- Homberg, Illinois Homberg, Illinois
- Coordinates: 37°19′31″N 88°33′07″W﻿ / ﻿37.32528°N 88.55194°W
- Country: United States
- State: Illinois
- County: Pope
- Elevation: 364 ft (111 m)
- Time zone: UTC-6 (Central (CST))
- • Summer (DST): UTC-5 (CDT)
- Area code: 618
- GNIS feature ID: 425007

= Homberg, Illinois =

Homberg is an unincorporated community in Pope County, Illinois, United States, near the Ohio River and about five miles (8 km) southwest of the county seat of Golconda. It is on a flat riverbed, a former channel of the Ohio River when the river turned west and flowed a bit south of the present Illinois Route 146, crossing the current Mississippi River south of Cape Girardeau, Missouri, eventually merging with the Mississippi of that time, near Memphis, Tennessee.

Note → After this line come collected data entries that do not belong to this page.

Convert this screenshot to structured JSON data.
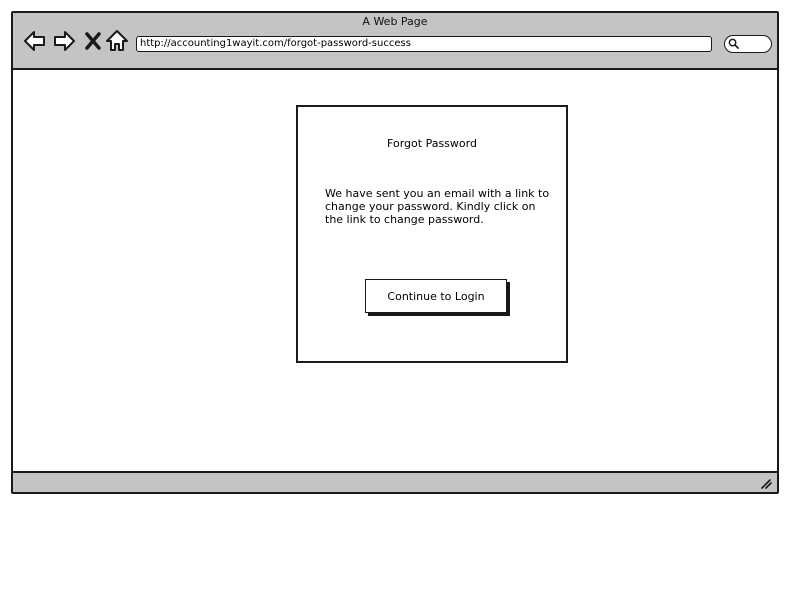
{
  "window": {
    "title": "A Web Page"
  },
  "toolbar": {
    "back_icon": "back-arrow-icon",
    "forward_icon": "forward-arrow-icon",
    "stop_icon": "close-icon",
    "home_icon": "home-icon",
    "url": "http://accounting1wayit.com/forgot-password-success",
    "search_icon": "search-icon"
  },
  "dialog": {
    "title": "Forgot Password",
    "message": "We have sent you an email with a link to change your password. Kindly click on the link to change password.",
    "button_label": "Continue to Login"
  },
  "statusbar": {
    "resize_icon": "resize-grip-icon"
  }
}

Earthquakes of 10,000 years ago may have helped change the channels of the rivers.

A rail line, used to transport feldspar mined near Rosiclare, ran through Homberg. The rail line, abandoned as mining died down, was officially removed in 1982. A small foodstore which doubled as a post office, continued to operate until the 1970s. The bluff along the north side of the old river bed is 240 feet high.